The Modern Hiker’s Checklist: Guide to Avoid Getting Lost

pair of hikers

%Hiking is a popular and perhaps one of the oldest hobbies in the world. It provides a lot of physical and mental benefits and allows one to immerse into and appreciate nature. However, hiking could be relatively dangerous, depending on where and when (weather and seasons) you’re hiking. In fact, there are about 50,000 Search and Rescue (SAR) missions in the U.S. each year, 36% of which aim to find lost individuals, and 40% to find lost hikers.

To avoid being part of the statistics, here are simple tips and tools you’ll need to know and have for your hike:

Do Your Research

There are many thrill-seekers out there who would intentionally want to get lost, explore, and find their way back when hiking. But for regular and/or inexperienced hikers, it’s best to do proper trip planning before going on a hike. Pull out a map, plot your hiking trails, and know the landmarks and any geographical features that can help you pinpoint your location and your destination.

Know the Routes

There are many pre-planned hiking trails available online through hiking websites or social media pages of hikers that could help you know the scenic routes, as well as the safest or the more adventurous trails you can follow. Although it would be fun to improvise during the hike, it’s best that you and your team are well-versed of the area. If you’re inexperienced, it’s best to stick to the main trail or stay close to it.

Know How to Read Your Tools and Surroundings

Before we get to the essential tools you need to avoid getting lost, it’s important that you know how to use them. Perhaps the most basic skill you and your group need to learn is how to read a map and your surroundings. Bringing a map, GPS, or any other tool and not being able to read or use them properly renders them virtually useless.

You also need to be wary of your surroundings and any landmark when you’re hiking. If you’re hiking through a trail that has no visible dirt path, it’s best to observe and mark (with tape or ribbon) any discernable landmark.

The Tools

hiker holding a compass

Even if you have a phone with location tracking or a GNSS device, a map and a compass should always be part of your essentials (as they don’t rely on batteries nor do they suffer from signal interference). It’s important to have a physical map and compass to guide you to where you need to be and to know where you are.


A GNSS device allows you to know where you are and is a perfect companion for your map. It’s important not to skimp on your GNSS (or GPS if you’re in the U.S., GLONASS in Russia, or BeiDou if in China) device. Always make sure the GNSS device model you’re ordering or buying has been tested through a multi-element GNSS simulator. This way, you can be assured of its reliability and quality.

It would also be good to have a power bank or better yet, a GNSS device that has a solar charger. If you can’t afford a GNSS device, you can use your phone’s locator or map application.


Your phone could be an alternative GNSS device.
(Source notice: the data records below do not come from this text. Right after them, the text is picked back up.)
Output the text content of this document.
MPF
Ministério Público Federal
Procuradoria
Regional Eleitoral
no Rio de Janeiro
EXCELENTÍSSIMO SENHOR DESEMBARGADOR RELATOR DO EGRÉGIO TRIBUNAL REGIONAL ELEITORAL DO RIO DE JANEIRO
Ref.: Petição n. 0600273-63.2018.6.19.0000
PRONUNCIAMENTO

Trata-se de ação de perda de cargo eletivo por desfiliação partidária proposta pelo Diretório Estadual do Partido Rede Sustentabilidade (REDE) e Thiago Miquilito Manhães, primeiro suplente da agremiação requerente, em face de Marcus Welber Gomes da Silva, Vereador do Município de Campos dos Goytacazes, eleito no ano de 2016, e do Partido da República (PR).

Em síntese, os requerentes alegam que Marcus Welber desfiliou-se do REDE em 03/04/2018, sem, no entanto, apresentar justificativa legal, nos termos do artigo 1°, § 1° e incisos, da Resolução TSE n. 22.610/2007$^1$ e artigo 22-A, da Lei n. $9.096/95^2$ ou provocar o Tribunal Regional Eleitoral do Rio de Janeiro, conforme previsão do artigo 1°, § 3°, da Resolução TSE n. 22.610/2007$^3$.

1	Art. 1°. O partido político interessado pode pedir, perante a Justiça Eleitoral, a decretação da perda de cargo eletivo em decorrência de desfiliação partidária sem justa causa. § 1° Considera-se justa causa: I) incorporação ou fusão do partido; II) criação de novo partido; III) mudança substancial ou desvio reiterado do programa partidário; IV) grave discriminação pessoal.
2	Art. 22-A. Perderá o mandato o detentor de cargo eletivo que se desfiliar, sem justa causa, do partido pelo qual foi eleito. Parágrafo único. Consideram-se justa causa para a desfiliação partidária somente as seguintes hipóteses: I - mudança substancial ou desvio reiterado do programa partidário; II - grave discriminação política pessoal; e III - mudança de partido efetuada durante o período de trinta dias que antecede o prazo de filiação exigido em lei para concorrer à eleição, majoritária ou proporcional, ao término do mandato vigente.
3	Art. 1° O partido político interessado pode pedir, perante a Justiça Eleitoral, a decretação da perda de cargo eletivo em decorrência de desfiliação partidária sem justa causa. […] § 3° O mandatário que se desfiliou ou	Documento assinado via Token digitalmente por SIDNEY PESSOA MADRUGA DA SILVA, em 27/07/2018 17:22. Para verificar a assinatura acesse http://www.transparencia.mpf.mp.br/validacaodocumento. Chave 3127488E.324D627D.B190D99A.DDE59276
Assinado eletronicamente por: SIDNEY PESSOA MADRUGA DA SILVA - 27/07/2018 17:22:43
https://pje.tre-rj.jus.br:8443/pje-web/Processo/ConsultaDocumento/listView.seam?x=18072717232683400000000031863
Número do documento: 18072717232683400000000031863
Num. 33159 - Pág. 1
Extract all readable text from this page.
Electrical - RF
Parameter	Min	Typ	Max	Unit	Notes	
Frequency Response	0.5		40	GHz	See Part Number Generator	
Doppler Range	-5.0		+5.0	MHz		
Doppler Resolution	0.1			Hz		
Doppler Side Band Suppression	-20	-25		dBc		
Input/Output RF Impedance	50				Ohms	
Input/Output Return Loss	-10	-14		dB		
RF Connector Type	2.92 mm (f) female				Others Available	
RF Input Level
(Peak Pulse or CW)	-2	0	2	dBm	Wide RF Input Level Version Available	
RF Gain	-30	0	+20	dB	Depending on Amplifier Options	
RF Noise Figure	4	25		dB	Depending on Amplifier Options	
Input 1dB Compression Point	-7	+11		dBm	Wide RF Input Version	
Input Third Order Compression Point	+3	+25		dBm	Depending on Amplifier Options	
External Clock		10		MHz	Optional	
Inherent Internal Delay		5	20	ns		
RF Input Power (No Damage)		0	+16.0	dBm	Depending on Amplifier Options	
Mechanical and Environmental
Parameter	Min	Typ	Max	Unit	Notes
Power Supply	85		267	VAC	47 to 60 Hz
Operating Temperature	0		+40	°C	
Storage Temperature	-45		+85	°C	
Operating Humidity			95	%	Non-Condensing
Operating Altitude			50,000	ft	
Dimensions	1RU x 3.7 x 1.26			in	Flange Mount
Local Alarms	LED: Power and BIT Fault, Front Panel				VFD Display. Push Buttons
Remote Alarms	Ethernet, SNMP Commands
Although most map apps require you to stay online to properly pinpoint your location and guide you, there are actually offline maps and navigators that can serve as your guide even when there’s no signal or Internet connection.

There are many options at your disposal to make sure that you don’t get lost when hiking, so make sure you take extra precaution to avoid being among the many hikers that end up getting saved during search and rescue missions. To be safe, it’s always best to come prepared by bringing the essentials, such as food, water, clothing, utility knives, and other survival tools and supplies.